Country Spotlight: India

India: the market to watch in the next few years

By Simon Pitman

- Last updated on GMT

India: the market to watch in the next few years

Related tags Personal care Economics Economic growth Cosmetics

For years the market for cosmetics and personal care products in India has shown promise but has not quite lived up to expectations.
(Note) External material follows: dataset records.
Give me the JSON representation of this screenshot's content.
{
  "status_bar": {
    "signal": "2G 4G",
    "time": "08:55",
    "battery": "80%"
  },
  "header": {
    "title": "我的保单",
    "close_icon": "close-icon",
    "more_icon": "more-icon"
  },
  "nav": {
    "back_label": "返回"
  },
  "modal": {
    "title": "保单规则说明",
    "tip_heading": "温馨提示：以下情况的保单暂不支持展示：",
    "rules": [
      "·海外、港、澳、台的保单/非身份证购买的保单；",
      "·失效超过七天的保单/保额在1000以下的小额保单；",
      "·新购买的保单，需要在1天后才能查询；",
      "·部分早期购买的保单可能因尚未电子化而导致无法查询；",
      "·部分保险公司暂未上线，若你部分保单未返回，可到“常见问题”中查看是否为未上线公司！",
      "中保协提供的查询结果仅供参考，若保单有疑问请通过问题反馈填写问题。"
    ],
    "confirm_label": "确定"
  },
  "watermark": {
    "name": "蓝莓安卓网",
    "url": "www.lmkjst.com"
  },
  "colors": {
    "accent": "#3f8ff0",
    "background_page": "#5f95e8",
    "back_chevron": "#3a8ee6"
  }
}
Now all that is changing as the market booms.

In this article we will analyse some of the biggest news  to come out of the India market in recent months, and analyse how these stories fall in with some of the biggest trends in the industry.

We will also take a look at how regulation is being updated to keep up with the rapid market evolution, which has been a hugely challenging area for many companies trying to break into the market, particularly multinationals.
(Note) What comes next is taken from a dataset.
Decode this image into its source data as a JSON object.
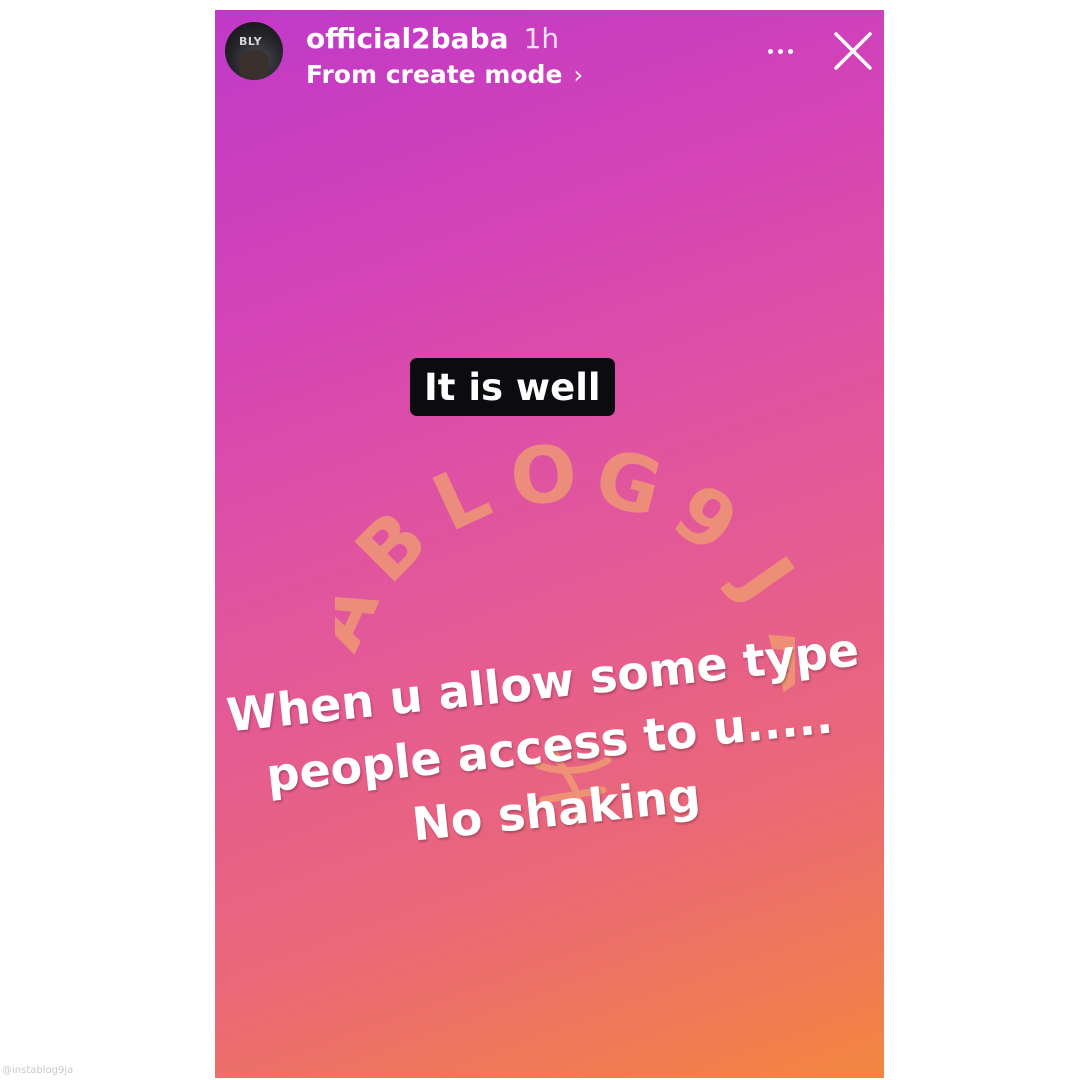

Double-digit growth across many beauty categories

Indeed, such is the speed of growth in the country, that in 2015 GDP growth of 7.5% meant that India surpassed China’s 6.9% economic growth rate, with a 1.3 billion population underlining the continued potential for business expansion in this vast and still relatively underdeveloped market.

For the cosmetics and personal care market, this means a burgeoning middle class that is experimenting with increasingly sophisticated products, alongside a trickle-down effect that is seeing high-demand in the mass market as consumers expand their personal care regimes to include new products.

According to market research company Mintel, there will be double-digit gains across most beauty and personal care categories in the course of the next five years, pointing to opportunities across the board.

Mintel estimates that the market for cosmetics and personal care was worth an estimated $12.7bn in 2015 and will rise to $13.7bn by the end of 2016, an annual increase of almost 8.0%, with highlights for high category growth likely to be body care, colour cosmetics, facial care and shampoo and conditioners.

Unilever re-enters the hair oils segment

India’s hair care category is likely to be one of the biggest winners, with investment coming in from all sides, including domestic and multinational players.

Conditioners and shampoos are likely to steal the lion’s share of this growth, but Unilever’s announcement that it was re-entering the hair oils segment​ earlier this year, reinforced the particularly importance this plays in Indian hair care culture.

Hindustan Unilever secured its footing in the segment with the acquisition of ayurvedic hair oils player Indulekha back in April of this year.

Men’s sunscreen launch

The continued development of the India market is also seeing a big surge in men’s grooming products, albeit from a relatively low base.

Underlining the fast pace of product launches is a new men’s sunscreen product that was rolled out by L’Oréal’s Garnier brand earlier in the year.

This is an interesting launch because, not only does it stress the growing sophistication of the men’s grooming offerings in the country, it also demonstrates the rise of another hitherto tiny category, sun care.

Naturals are also on the rise

Although natural and organic is now a mainstay category in the West, in India it is still in its infancy, but there are signs that the category won’t stay dormant for long.

Back in June L’Oréal again chose its Garnier brand to front its attack on this category with the launch of Ultra Blends, a line of natural-based hair care products that includes shampoos, conditioner, cream and oil.

 The new hair care also line taps into the Indian tradition of ayurvedic practices, relying on Indian sourced herbs and aromas for the formulation.

STOP! Regulations could mean trouble

However, despite the many opportunities, India remains a difficult country to do business in and scores particularly poorly on new market entry due to extensive regulations and laws that make it particularly difficult for international businesses.

Highlighting this, Indian regulators announced at the end of June that they were looking to make a significant shake up of the Drugs and Cosmetics Bill of 2013.

That bill has now been withdrawn, mainly because of the high rate of innovation and new products hitting the market, with new regulations set to be drawn up specifically to address areas of ambiguity in the 2013 bill.

Regulatory experts are holding out to see if the amendment will make things easier or harder.